Macy's
Tips. there is a little bit difference between the rank1's url's database and what I have written in the _01_request_of_prod_page.py, so you have two choice about it.
- copy and paste the url of "Women\ men \ toys and etc", and insert into the database.
or you can
- change database to the database what i have written in the code.
environment: conda install requests
run the code:
- unzip readme.zip
- create a database the same as readme/爬取Macy网用户评价日志(1)需求存储数据库设计.docx
- run the code: _01_request_of_prod_page.py to download the url of rank1, like "Women、men、toys and etc"
- run the code: _02_main.py to download the url of rank2, like "Women --> tops 、 women --> hoddies、 and etc"

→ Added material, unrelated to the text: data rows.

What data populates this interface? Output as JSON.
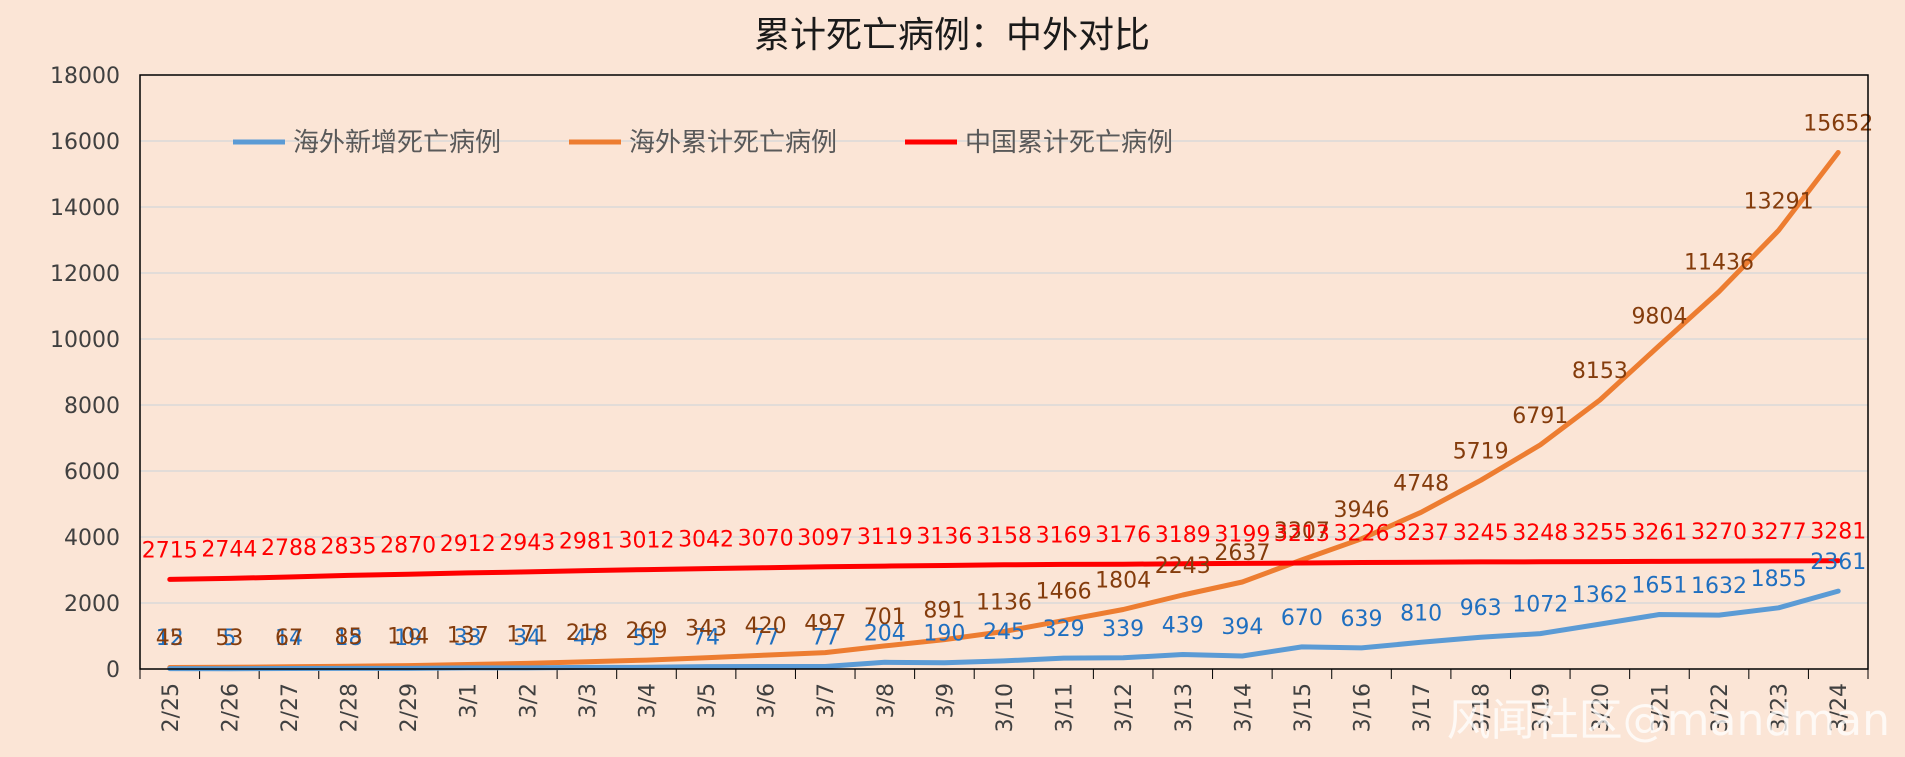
{
  "chart_data": {
    "type": "line",
    "title": "累计死亡病例：中外对比",
    "categories": [
      "2/25",
      "2/26",
      "2/27",
      "2/28",
      "2/29",
      "3/1",
      "3/2",
      "3/3",
      "3/4",
      "3/5",
      "3/6",
      "3/7",
      "3/8",
      "3/9",
      "3/10",
      "3/11",
      "3/12",
      "3/13",
      "3/14",
      "3/15",
      "3/16",
      "3/17",
      "3/18",
      "3/19",
      "3/20",
      "3/21",
      "3/22",
      "3/23",
      "3/24"
    ],
    "ylim": [
      0,
      18000
    ],
    "yticks": [
      "0",
      "2000",
      "4000",
      "6000",
      "8000",
      "10000",
      "12000",
      "14000",
      "16000",
      "18000"
    ],
    "grid": true,
    "legend_position": "top",
    "series": [
      {
        "name": "海外新增死亡病例",
        "color": "#5b9bd5",
        "values": [
          12,
          5,
          14,
          18,
          19,
          33,
          34,
          47,
          51,
          74,
          77,
          77,
          204,
          190,
          245,
          329,
          339,
          439,
          394,
          670,
          639,
          810,
          963,
          1072,
          1362,
          1651,
          1632,
          1855,
          2361
        ]
      },
      {
        "name": "海外累计死亡病例",
        "color": "#ed7d31",
        "values": [
          45,
          53,
          67,
          85,
          104,
          137,
          171,
          218,
          269,
          343,
          420,
          497,
          701,
          891,
          1136,
          1466,
          1804,
          2243,
          2637,
          3307,
          3946,
          4748,
          5719,
          6791,
          8153,
          9804,
          11436,
          13291,
          15652
        ]
      },
      {
        "name": "中国累计死亡病例",
        "color": "#ff0000",
        "values": [
          2715,
          2744,
          2788,
          2835,
          2870,
          2912,
          2943,
          2981,
          3012,
          3042,
          3070,
          3097,
          3119,
          3136,
          3158,
          3169,
          3176,
          3189,
          3199,
          3213,
          3226,
          3237,
          3245,
          3248,
          3255,
          3261,
          3270,
          3277,
          3281
        ]
      }
    ]
  },
  "watermark": "风闻社区@mandman"
}
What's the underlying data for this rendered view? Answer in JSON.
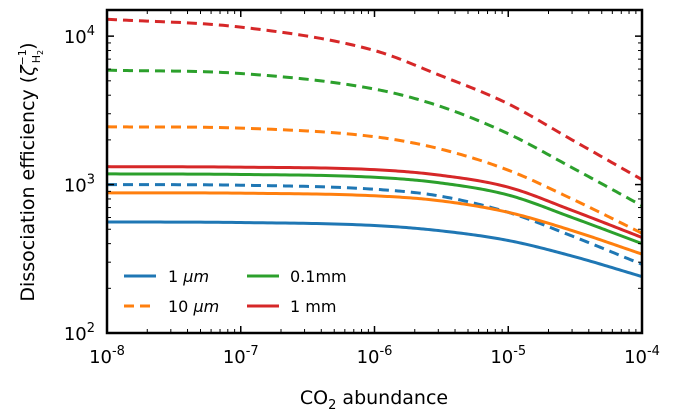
{
  "chart_data": {
    "type": "line",
    "xlabel": "CO$_2$ abundance",
    "xlabel_main": "CO",
    "xlabel_sub": "2",
    "xlabel_rest": " abundance",
    "ylabel": "Dissociation efficiency (ζ_H2^-1)",
    "ylabel_main": "Dissociation efficiency (",
    "ylabel_zeta": "ζ",
    "ylabel_sup": "−1",
    "ylabel_sub": "H",
    "ylabel_subsub": "2",
    "ylabel_close": ")",
    "x_scale": "log",
    "y_scale": "log",
    "xlim": [
      1e-08,
      0.0001
    ],
    "ylim": [
      100,
      15000
    ],
    "x_ticks": [
      {
        "base": "10",
        "exp": "-8"
      },
      {
        "base": "10",
        "exp": "-7"
      },
      {
        "base": "10",
        "exp": "-6"
      },
      {
        "base": "10",
        "exp": "-5"
      },
      {
        "base": "10",
        "exp": "-4"
      }
    ],
    "y_ticks": [
      {
        "base": "10",
        "exp": "2"
      },
      {
        "base": "10",
        "exp": "3"
      },
      {
        "base": "10",
        "exp": "4"
      }
    ],
    "legend_placement": "lower-left",
    "legend": [
      {
        "label_num": "1",
        "label_unit": " μm",
        "color": "#1f77b4"
      },
      {
        "label_num": "10",
        "label_unit": " μm",
        "color": "#ff7f0e"
      },
      {
        "label_num": "0.1mm",
        "label_unit": "",
        "color": "#2ca02c"
      },
      {
        "label_num": "1 mm",
        "label_unit": "",
        "color": "#d62728"
      }
    ],
    "x": [
      1e-08,
      1e-07,
      1e-06,
      3e-06,
      1e-05,
      3e-05,
      0.0001
    ],
    "series": [
      {
        "name": "1 μm",
        "style": "solid",
        "color": "#1f77b4",
        "values": [
          560,
          555,
          530,
          490,
          420,
          330,
          240
        ]
      },
      {
        "name": "1 μm",
        "style": "dashed",
        "color": "#1f77b4",
        "values": [
          1000,
          990,
          930,
          840,
          650,
          450,
          290
        ]
      },
      {
        "name": "10 μm",
        "style": "solid",
        "color": "#ff7f0e",
        "values": [
          880,
          875,
          840,
          780,
          650,
          490,
          340
        ]
      },
      {
        "name": "10 μm",
        "style": "dashed",
        "color": "#ff7f0e",
        "values": [
          2450,
          2400,
          2100,
          1750,
          1250,
          800,
          470
        ]
      },
      {
        "name": "0.1mm",
        "style": "solid",
        "color": "#2ca02c",
        "values": [
          1180,
          1170,
          1120,
          1030,
          850,
          600,
          400
        ]
      },
      {
        "name": "0.1mm",
        "style": "dashed",
        "color": "#2ca02c",
        "values": [
          5900,
          5600,
          4400,
          3400,
          2200,
          1300,
          720
        ]
      },
      {
        "name": "1 mm",
        "style": "solid",
        "color": "#d62728",
        "values": [
          1320,
          1310,
          1260,
          1160,
          960,
          670,
          440
        ]
      },
      {
        "name": "1 mm",
        "style": "dashed",
        "color": "#d62728",
        "values": [
          13000,
          11500,
          8000,
          5500,
          3500,
          2000,
          1080
        ]
      }
    ]
  }
}
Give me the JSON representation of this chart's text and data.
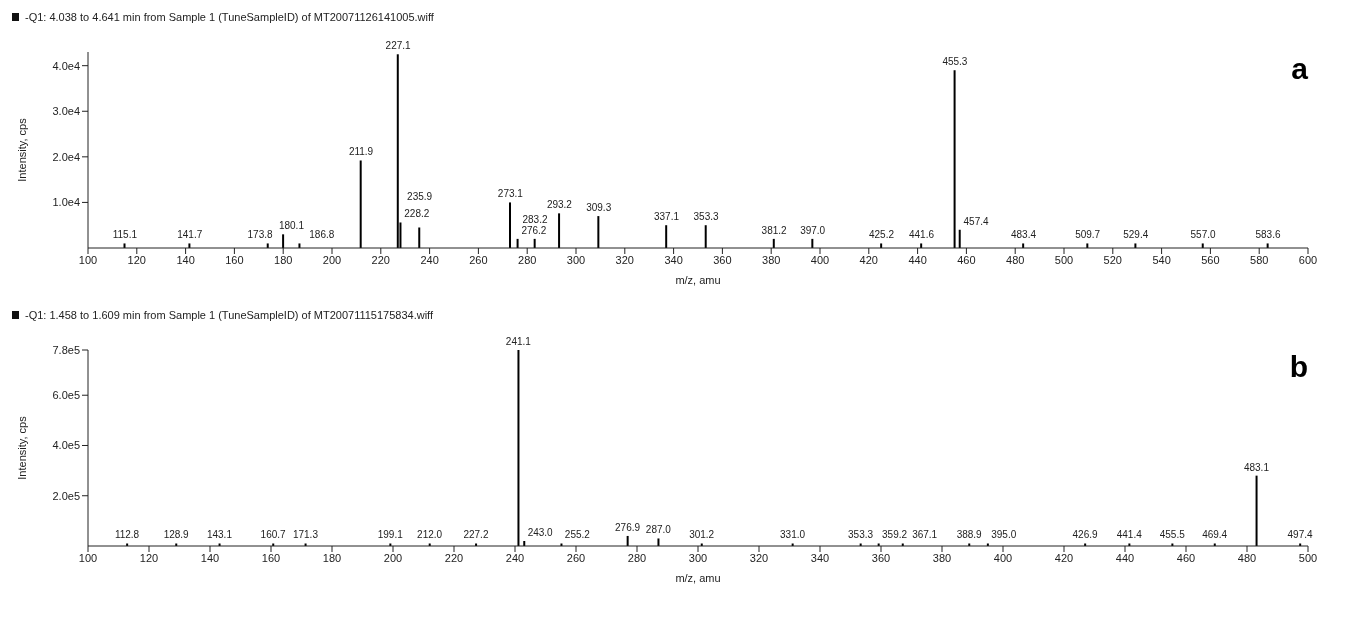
{
  "chart_data": [
    {
      "type": "bar",
      "title": "-Q1: 4.038 to 4.641 min from Sample 1 (TuneSampleID) of MT20071126141005.wiff",
      "xlabel": "m/z, amu",
      "ylabel": "Intensity, cps",
      "x": [
        115.1,
        141.7,
        173.8,
        180.1,
        186.8,
        211.9,
        227.1,
        228.2,
        235.9,
        273.1,
        276.2,
        283.2,
        293.2,
        309.3,
        337.1,
        353.3,
        381.2,
        397.0,
        425.2,
        441.6,
        455.3,
        457.4,
        483.4,
        509.7,
        529.4,
        557.0,
        583.6
      ],
      "series": [
        {
          "color": "#000000",
          "values": [
            1000,
            1000,
            1000,
            3000,
            1000,
            19200,
            42500,
            5600,
            4500,
            10000,
            2000,
            2000,
            7600,
            7000,
            5000,
            5000,
            2000,
            2000,
            1000,
            1000,
            39000,
            4000,
            1000,
            1000,
            1000,
            1000,
            1000
          ]
        }
      ],
      "xlim": [
        100,
        600
      ],
      "xticks": [
        100,
        120,
        140,
        160,
        180,
        200,
        220,
        240,
        260,
        280,
        300,
        320,
        340,
        360,
        380,
        400,
        420,
        440,
        460,
        480,
        500,
        520,
        540,
        560,
        580,
        600
      ],
      "ylim": [
        0,
        43000
      ],
      "yticks": [
        {
          "value": 10000,
          "label": "1.0e4"
        },
        {
          "value": 20000,
          "label": "2.0e4"
        },
        {
          "value": 30000,
          "label": "3.0e4"
        },
        {
          "value": 40000,
          "label": "4.0e4"
        }
      ],
      "annotations": [
        "a",
        {
          "text": "115.1",
          "x": 115.1,
          "y": 1000
        },
        {
          "text": "141.7",
          "x": 141.7,
          "y": 1000
        },
        {
          "text": "173.8",
          "x": 173.8,
          "y": 1000
        },
        {
          "text": "180.1",
          "x": 180.1,
          "y": 3000
        },
        {
          "text": "186.8",
          "x": 186.8,
          "y": 1000
        },
        {
          "text": "211.9",
          "x": 211.9,
          "y": 19200
        },
        {
          "text": "227.1",
          "x": 227.1,
          "y": 42500
        },
        {
          "text": "228.2",
          "x": 228.2,
          "y": 5600
        },
        {
          "text": "235.9",
          "x": 235.9,
          "y": 4500
        },
        {
          "text": "276.2",
          "x": 276.2,
          "y": 2000
        },
        {
          "text": "273.1",
          "x": 273.1,
          "y": 10000
        },
        {
          "text": "283.2",
          "x": 283.2,
          "y": 2000
        },
        {
          "text": "293.2",
          "x": 293.2,
          "y": 7600
        },
        {
          "text": "309.3",
          "x": 309.3,
          "y": 7000
        },
        {
          "text": "337.1",
          "x": 337.1,
          "y": 5000
        },
        {
          "text": "353.3",
          "x": 353.3,
          "y": 5000
        },
        {
          "text": "381.2",
          "x": 381.2,
          "y": 2000
        },
        {
          "text": "397.0",
          "x": 397.0,
          "y": 2000
        },
        {
          "text": "425.2",
          "x": 425.2,
          "y": 1000
        },
        {
          "text": "441.6",
          "x": 441.6,
          "y": 1000
        },
        {
          "text": "455.3",
          "x": 455.3,
          "y": 39000
        },
        {
          "text": "457.4",
          "x": 457.4,
          "y": 4000
        },
        {
          "text": "483.4",
          "x": 483.4,
          "y": 1000
        },
        {
          "text": "509.7",
          "x": 509.7,
          "y": 1000
        },
        {
          "text": "529.4",
          "x": 529.4,
          "y": 1000
        },
        {
          "text": "557.0",
          "x": 557.0,
          "y": 1000
        },
        {
          "text": "583.6",
          "x": 583.6,
          "y": 1000
        }
      ]
    },
    {
      "type": "bar",
      "title": "-Q1: 1.458 to 1.609 min from Sample 1 (TuneSampleID) of MT20071115175834.wiff",
      "xlabel": "m/z, amu",
      "ylabel": "Intensity, cps",
      "x": [
        112.8,
        128.9,
        143.1,
        160.7,
        171.3,
        199.1,
        212.0,
        227.2,
        241.1,
        243.0,
        255.2,
        276.9,
        287.0,
        301.2,
        331.0,
        353.3,
        359.2,
        367.1,
        388.9,
        395.0,
        426.9,
        441.4,
        455.5,
        469.4,
        483.1,
        497.4
      ],
      "series": [
        {
          "color": "#000000",
          "values": [
            10000,
            10000,
            10000,
            10000,
            10000,
            10000,
            10000,
            10000,
            780000,
            20000,
            10000,
            40000,
            30000,
            10000,
            10000,
            10000,
            10000,
            10000,
            10000,
            10000,
            10000,
            10000,
            10000,
            10000,
            280000,
            10000
          ]
        }
      ],
      "xlim": [
        100,
        500
      ],
      "xticks": [
        100,
        120,
        140,
        160,
        180,
        200,
        220,
        240,
        260,
        280,
        300,
        320,
        340,
        360,
        380,
        400,
        420,
        440,
        460,
        480,
        500
      ],
      "ylim": [
        0,
        780000
      ],
      "yticks": [
        {
          "value": 200000,
          "label": "2.0e5"
        },
        {
          "value": 400000,
          "label": "4.0e5"
        },
        {
          "value": 600000,
          "label": "6.0e5"
        },
        {
          "value": 780000,
          "label": "7.8e5"
        }
      ],
      "annotations": [
        "b",
        {
          "text": "112.8",
          "x": 112.8,
          "y": 10000
        },
        {
          "text": "128.9",
          "x": 128.9,
          "y": 10000
        },
        {
          "text": "143.1",
          "x": 143.1,
          "y": 10000
        },
        {
          "text": "160.7",
          "x": 160.7,
          "y": 10000
        },
        {
          "text": "171.3",
          "x": 171.3,
          "y": 10000
        },
        {
          "text": "199.1",
          "x": 199.1,
          "y": 10000
        },
        {
          "text": "212.0",
          "x": 212.0,
          "y": 10000
        },
        {
          "text": "227.2",
          "x": 227.2,
          "y": 10000
        },
        {
          "text": "241.1",
          "x": 241.1,
          "y": 780000
        },
        {
          "text": "243.0",
          "x": 243.0,
          "y": 20000
        },
        {
          "text": "255.2",
          "x": 255.2,
          "y": 10000
        },
        {
          "text": "276.9",
          "x": 276.9,
          "y": 40000
        },
        {
          "text": "287.0",
          "x": 287.0,
          "y": 30000
        },
        {
          "text": "301.2",
          "x": 301.2,
          "y": 10000
        },
        {
          "text": "331.0",
          "x": 331.0,
          "y": 10000
        },
        {
          "text": "353.3",
          "x": 353.3,
          "y": 10000
        },
        {
          "text": "359.2",
          "x": 359.2,
          "y": 10000
        },
        {
          "text": "367.1",
          "x": 367.1,
          "y": 10000
        },
        {
          "text": "388.9",
          "x": 388.9,
          "y": 10000
        },
        {
          "text": "395.0",
          "x": 395.0,
          "y": 10000
        },
        {
          "text": "426.9",
          "x": 426.9,
          "y": 10000
        },
        {
          "text": "441.4",
          "x": 441.4,
          "y": 10000
        },
        {
          "text": "455.5",
          "x": 455.5,
          "y": 10000
        },
        {
          "text": "469.4",
          "x": 469.4,
          "y": 10000
        },
        {
          "text": "483.1",
          "x": 483.1,
          "y": 280000
        },
        {
          "text": "497.4",
          "x": 497.4,
          "y": 10000
        }
      ]
    }
  ]
}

- run the code: _03_main.py to download the url of rank3, like "tops1, tops2 and etc"
- run the code: _04_main.py to download the url of rank4, is the true product's specific url.
- run the code: _04_spider_of_rank4_prod_info_for_pic to download the img of prod.
- run the code: _04_spider_of_rank4_prod_info_main.py to download the product information like price and name and etc.
- run the code: _04_extractor_main.py to extract review information to database.
- run the other code which has the code like: if name == "main":
Tips2:
- You'd better use the scrapy. scrapy is more robust than only use request like above codes.